Read more: The Death of the Death Penalty
Oklahoma voters on Tuesday will consider State Question 776, which would create an entirely new section in the state’s constitution affirming the death penalty’s use while explicitly saying that it “shall not be deemed to be or constitute the infliction of cruel or unusual punishment.” Supporters say it prevents state courts from deeming the practice unconstitutional, but opponents believe the measure challenges Oklahoma’s checks and balances by pre-empting potential court decisions.

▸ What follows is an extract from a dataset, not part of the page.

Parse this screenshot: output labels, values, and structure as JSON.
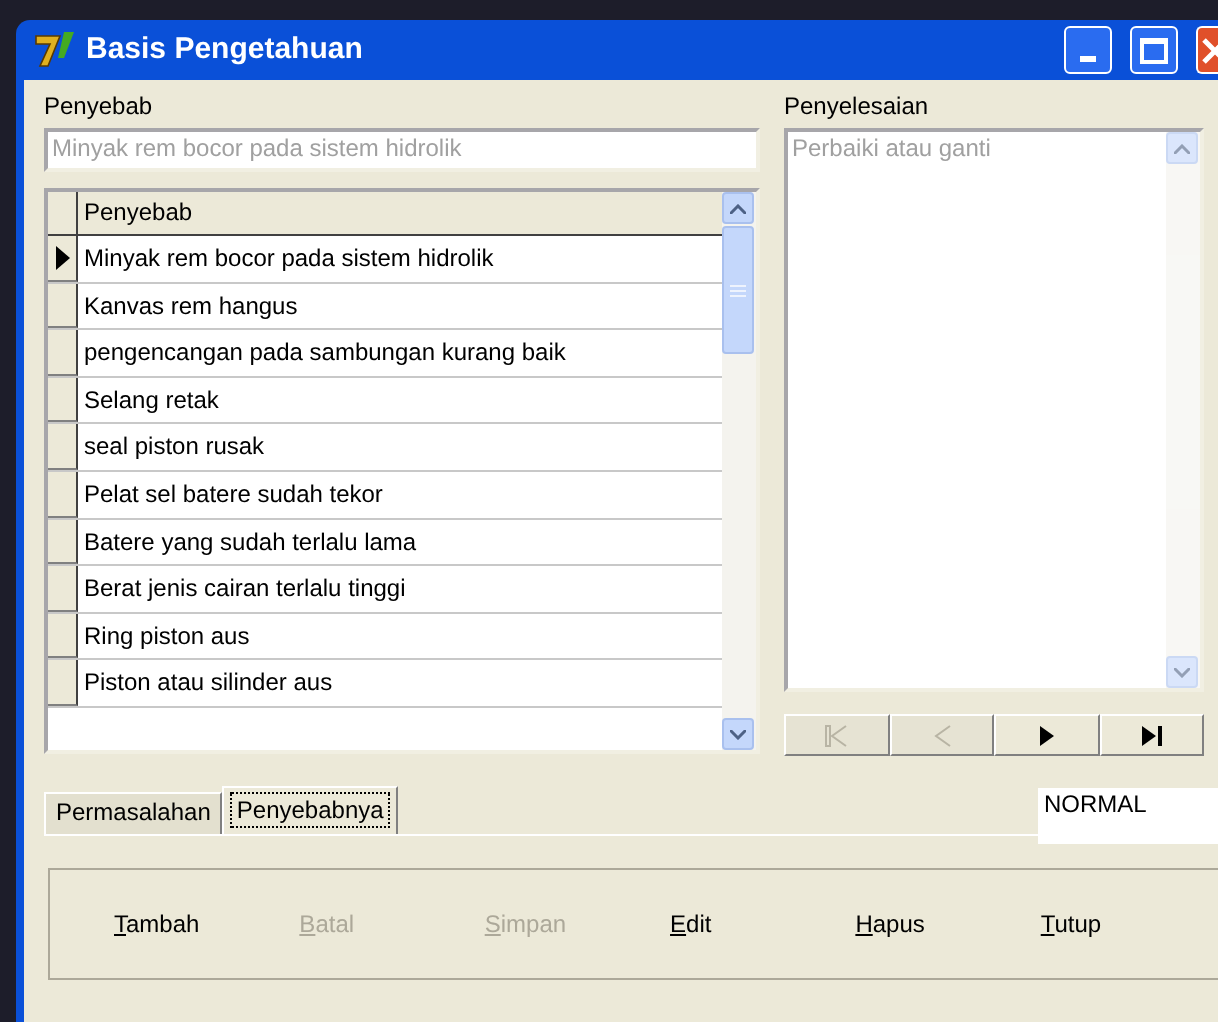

Robert Dunham, executive director of the Death Penalty Information Center, a nonprofit that collects data on capital punishment, says it would be the “first time that any state constitution would seek to prevent the state courts from enforcing constitutional prohibitions in capital cases.” He adds that he expects the referendum to pass but argues that it’s a sign that the legislature may view the death penalty as in decline and at risk of being repealed.
Nebraska
In Nebraska, the state’s death-penalty wording is already leading to confusion because it’s essentially written as a double negative.
In 2015, state legislators passed Legislative Bill 268, which eliminated the death penalty and changed the state’s maximum penalty to life imprisonment. Days later Governor Pete Ricketts vetoed the legislation, but state lawmakers overrode the governor. Ricketts, with help from his father Joe, a billionaire political activist, spent hundreds of thousands of dollars in an effort to get the death penalty on the ballot this year, which would effectively restore his veto.
A vote for “retain” means keeping the legislation and eliminating the death penalty, while a vote for “repeal” will do away with the bill and keep capital punishment.
Read more: U.S. Executions Have Hit Their Lowest Level in Two Decades
Brian Kruse, the election commissioner in Douglas County, home to Omaha, says he’s spoken to a number of voters in the past couple of weeks who have appeared confused by the language.
“If voters read the language on the ballot, I actually think it’s very straightforward,” Kruse says, adding that after he has read the language to voters, they appear to understand what they’re voting for.
“We believe the ballot language is confusing,” says Chris Peterson, campaign manager for Nebraskans for the Death Penalty. “We’ve stressed the need to vote ‘repeal’ to keep the death penalty in our TV and radio advertising as well as social media.”
Dan Parsons, a spokesperson for Retain a Just Nebraska, says his group has similarly urged voters to vote “retain” but says, “We are confident Nebraska voters are educating themselves on the issue.”
There hasn’t been any public polling on Nebraska’s ballot measure, but Dunham of the Death Penalty Information Center says there’s a tendency to vote no on a ballot referendum when there’s confusion, which could potentially benefit the “repeal” side looking to keep the death penalty.